Neste artigo, vamos abordar de forma detalhada e baseada nas evidências mais recentes:

– O que é o endometrioma ovariano.

– Principais sintomas.

– Como é feito o diagnóstico, com ênfase nos métodos recomendados por sociedades médicas internacionais.

– Quais as opções de tratamento, incluindo quando a cirurgia é indicada.

– Como o endometrioma impacta a reserva ovariana.

– Estratégias para preservação da fertilidade.

– Medidas para reduzir o risco de recidiva.

O que é o endometrioma ovariano?

O endometrioma é um tipo específico de cisto ovariano, que se forma quando o tecido semelhante ao endométrio (tecido que reveste o útero) se implanta dentro do ovário e passa a sangrar ciclicamente, formando um conteúdo denso, escuro e espesso.
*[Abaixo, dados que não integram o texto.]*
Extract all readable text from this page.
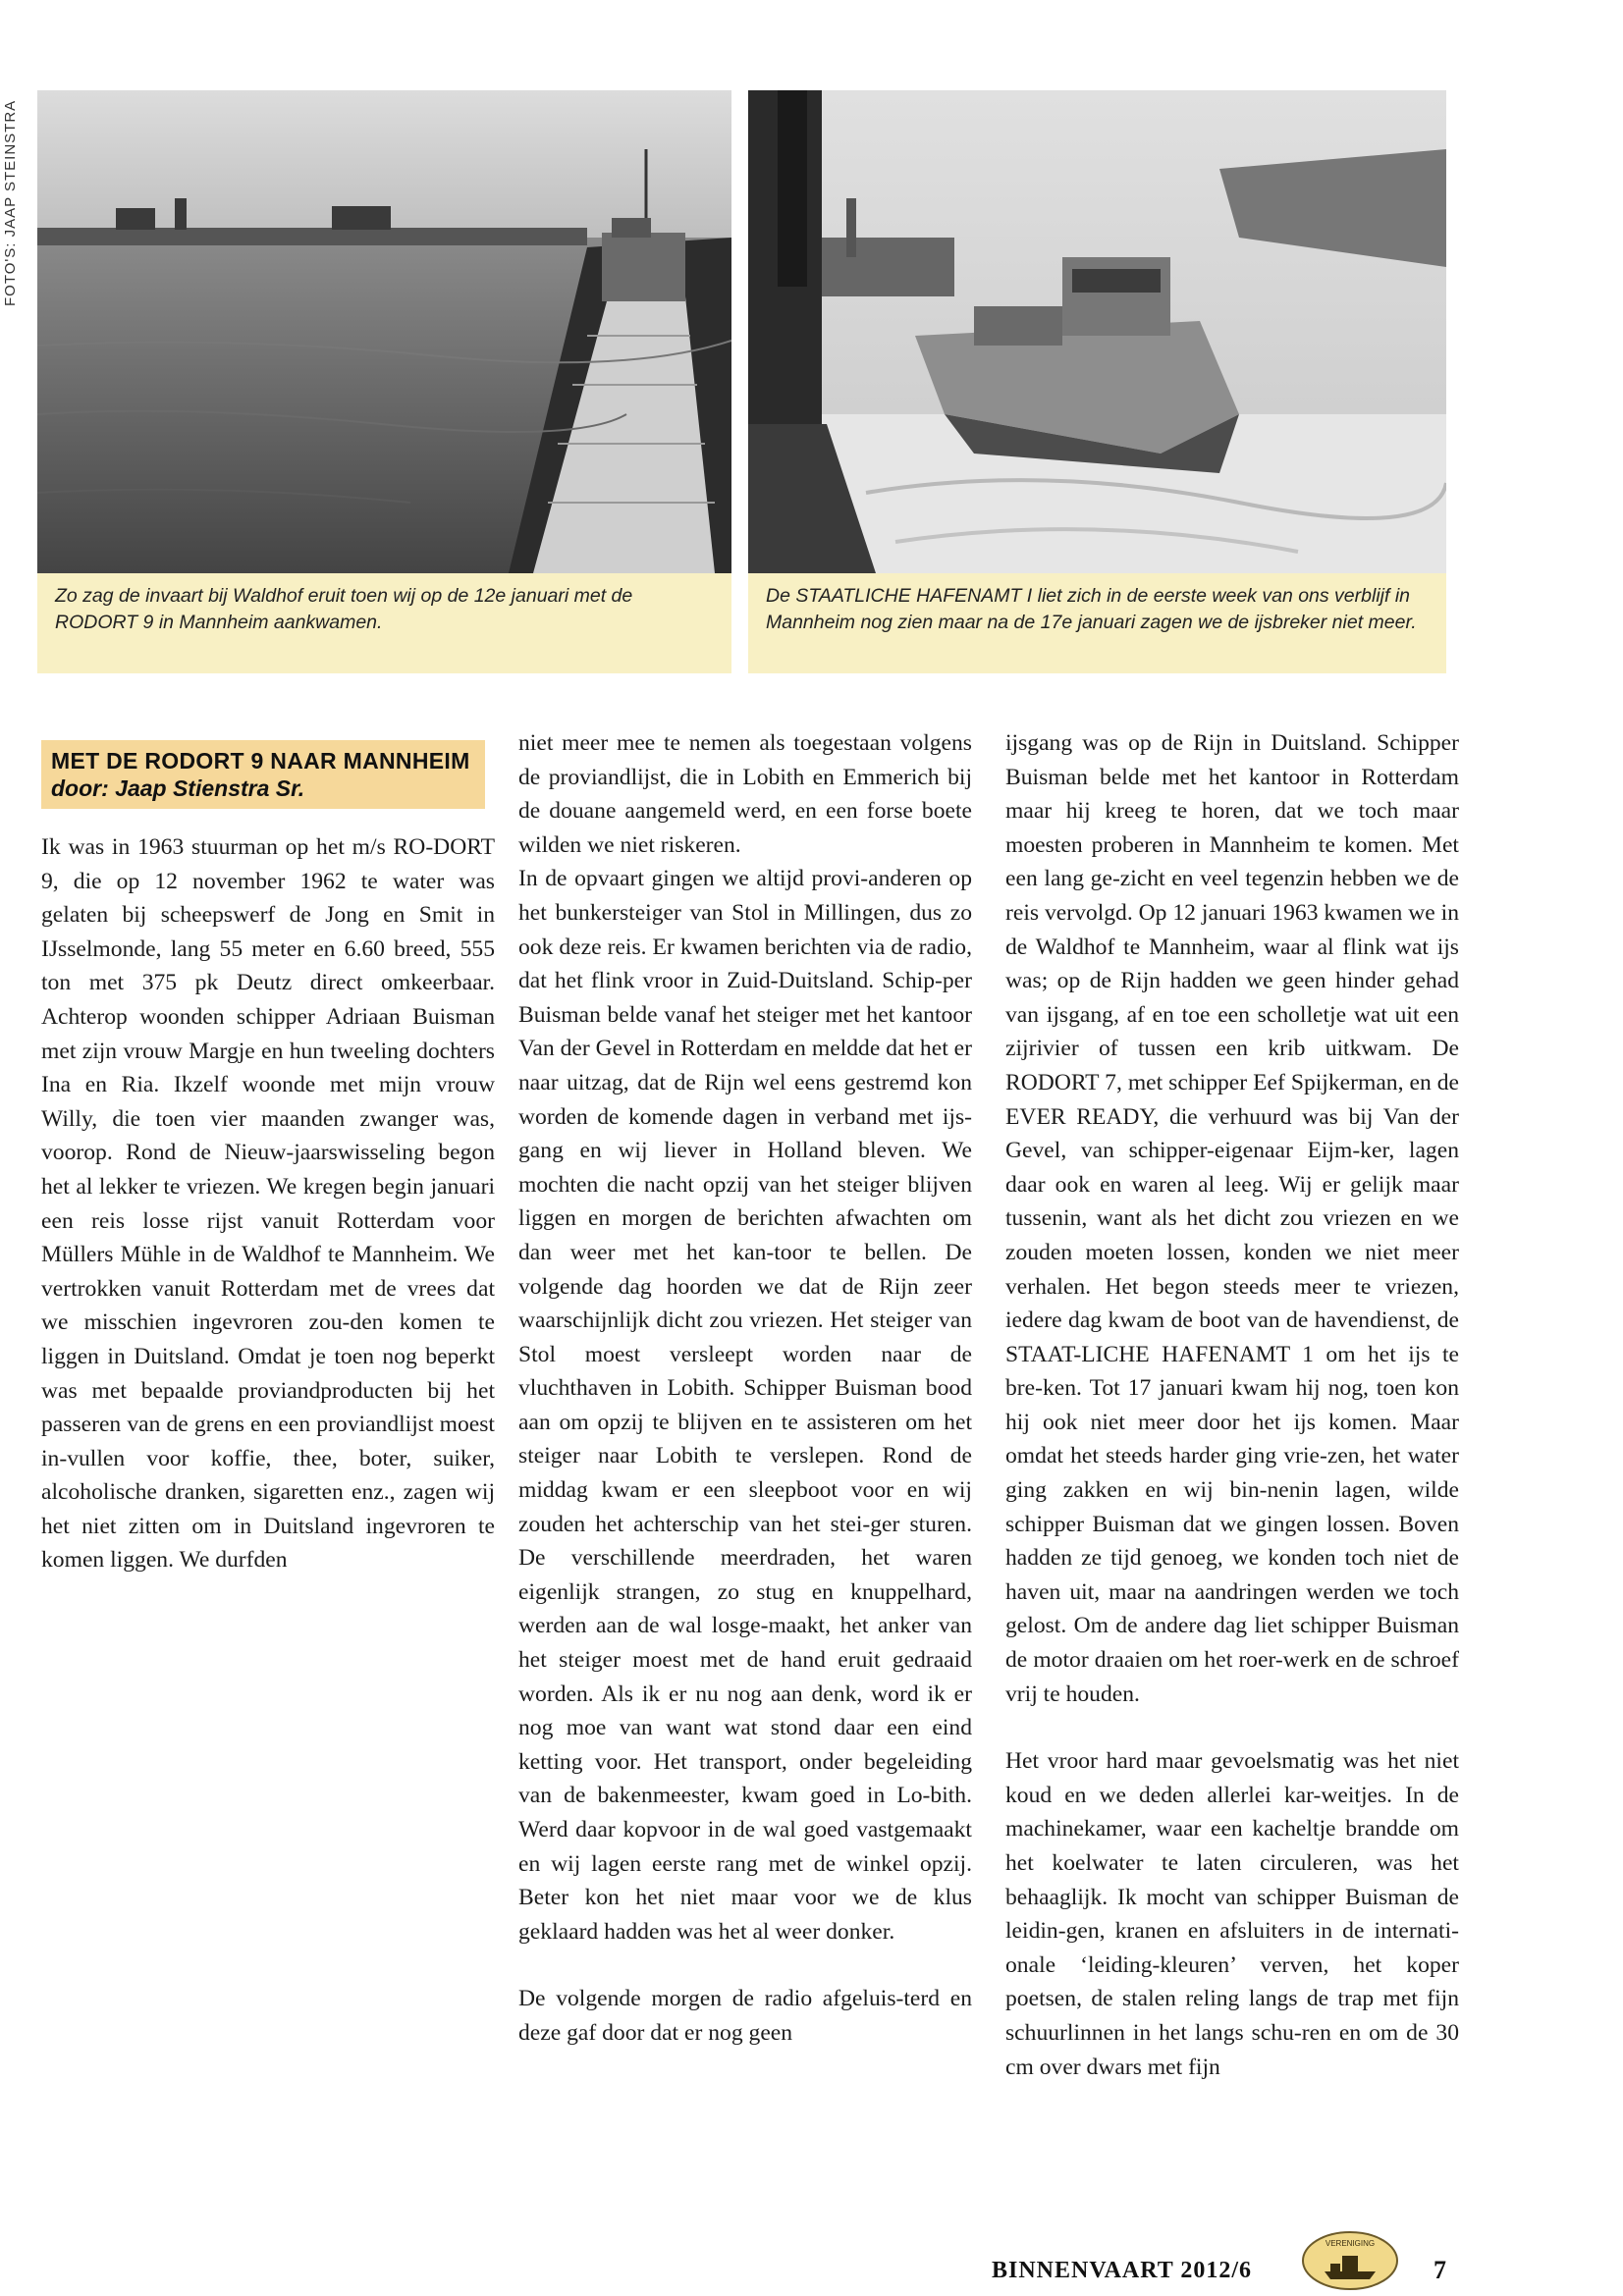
FOTO'S: JAAP STEINSTRA
Zo zag de invaart bij Waldhof eruit toen wij op de 12e januari met de RODORT 9 in Mannheim aankwamen.
De STAATLICHE HAFENAMT I liet zich in de eerste week van ons verblijf in Mannheim nog zien maar na de 17e januari zagen we de ijsbreker niet meer.
MET DE RODORT 9 NAAR MANNHEIM
door: Jaap Stienstra Sr.

Ik was in 1963 stuurman op het m/s RO-DORT 9, die op 12 november 1962 te water was gelaten bij scheepswerf de Jong en Smit in IJsselmonde, lang 55 meter en 6.60 breed, 555 ton met 375 pk Deutz direct omkeerbaar. Achterop woonden schipper Adriaan Buisman met zijn vrouw Margje en hun tweeling dochters Ina en Ria. Ikzelf woonde met mijn vrouw Willy, die toen vier maanden zwanger was, voorop. Rond de Nieuw-jaarswisseling begon het al lekker te vriezen. We kregen begin januari een reis losse rijst vanuit Rotterdam voor Müllers Mühle in de Waldhof te Mannheim. We vertrokken vanuit Rotterdam met de vrees dat we misschien ingevroren zou-den komen te liggen in Duitsland. Omdat je toen nog beperkt was met bepaalde proviandproducten bij het passeren van de grens en een proviandlijst moest in-vullen voor koffie, thee, boter, suiker, alcoholische dranken, sigaretten enz., zagen wij het niet zitten om in Duitsland ingevroren te komen liggen. We durfden

niet meer mee te nemen als toegestaan volgens de proviandlijst, die in Lobith en Emmerich bij de douane aangemeld werd, en een forse boete wilden we niet riskeren.

In de opvaart gingen we altijd provi-anderen op het bunkersteiger van Stol in Millingen, dus zo ook deze reis. Er kwamen berichten via de radio, dat het flink vroor in Zuid-Duitsland. Schip-per Buisman belde vanaf het steiger met het kantoor Van der Gevel in Rotterdam en meldde dat het er naar uitzag, dat de Rijn wel eens gestremd kon worden de komende dagen in verband met ijs-gang en wij liever in Holland bleven. We mochten die nacht opzij van het steiger blijven liggen en morgen de berichten afwachten om dan weer met het kan-toor te bellen. De volgende dag hoorden we dat de Rijn zeer waarschijnlijk dicht zou vriezen. Het steiger van Stol moest versleept worden naar de vluchthaven in Lobith. Schipper Buisman bood aan om opzij te blijven en te assisteren om het steiger naar Lobith te verslepen. Rond de middag kwam er een sleepboot voor en wij zouden het achterschip van het stei-ger sturen. De verschillende meerdraden, het waren eigenlijk strangen, zo stug en knuppelhard, werden aan de wal losge-maakt, het anker van het steiger moest met de hand eruit gedraaid worden. Als ik er nu nog aan denk, word ik er nog moe van want wat stond daar een eind ketting voor. Het transport, onder begeleiding van de bakenmeester, kwam goed in Lo-bith. Werd daar kopvoor in de wal goed vastgemaakt en wij lagen eerste rang met de winkel opzij. Beter kon het niet maar voor we de klus geklaard hadden was het al weer donker.

De volgende morgen de radio afgeluis-terd en deze gaf door dat er nog geen

ijsgang was op de Rijn in Duitsland. Schipper Buisman belde met het kantoor in Rotterdam maar hij kreeg te horen, dat we toch maar moesten proberen in Mannheim te komen. Met een lang ge-zicht en veel tegenzin hebben we de reis vervolgd. Op 12 januari 1963 kwamen we in de Waldhof te Mannheim, waar al flink wat ijs was; op de Rijn hadden we geen hinder gehad van ijsgang, af en toe een scholletje wat uit een zijrivier of tussen een krib uitkwam. De RODORT 7, met schipper Eef Spijkerman, en de EVER READY, die verhuurd was bij Van der Gevel, van schipper-eigenaar Eijm-ker, lagen daar ook en waren al leeg. Wij er gelijk maar tussenin, want als het dicht zou vriezen en we zouden moeten lossen, konden we niet meer verhalen. Het begon steeds meer te vriezen, iedere dag kwam de boot van de havendienst, de STAAT-LICHE HAFENAMT 1 om het ijs te bre-ken. Tot 17 januari kwam hij nog, toen kon hij ook niet meer door het ijs komen. Maar omdat het steeds harder ging vrie-zen, het water ging zakken en wij bin-nenin lagen, wilde schipper Buisman dat we gingen lossen. Boven hadden ze tijd genoeg, we konden toch niet de haven uit, maar na aandringen werden we toch gelost. Om de andere dag liet schipper Buisman de motor draaien om het roer-werk en de schroef vrij te houden.

Het vroor hard maar gevoelsmatig was het niet koud en we deden allerlei kar-weitjes. In de machinekamer, waar een kacheltje brandde om het koelwater te laten circuleren, was het behaaglijk. Ik mocht van schipper Buisman de leidin-gen, kranen en afsluiters in de internati-onale ‘leiding-kleuren’ verven, het koper poetsen, de stalen reling langs de trap met fijn schuurlinnen in het langs schu-ren en om de 30 cm over dwars met fijn

BINNENVAART 2012/6
VERENIGING
7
Esse conteúdo dá ao cisto a coloração marrom característica, por isso o apelido popular de “cisto de chocolate”.

Os endometriomas estão presentes em cerca de 17% a 44% das mulheres com endometriose, segundo dados de 2022 da European Society of Human Reproduction and Embryology (ESHRE).

Além de causarem dor, os endometriomas podem prejudicar a função ovariana, diminuir a reserva de óvulos e afetar as chances de gravidez.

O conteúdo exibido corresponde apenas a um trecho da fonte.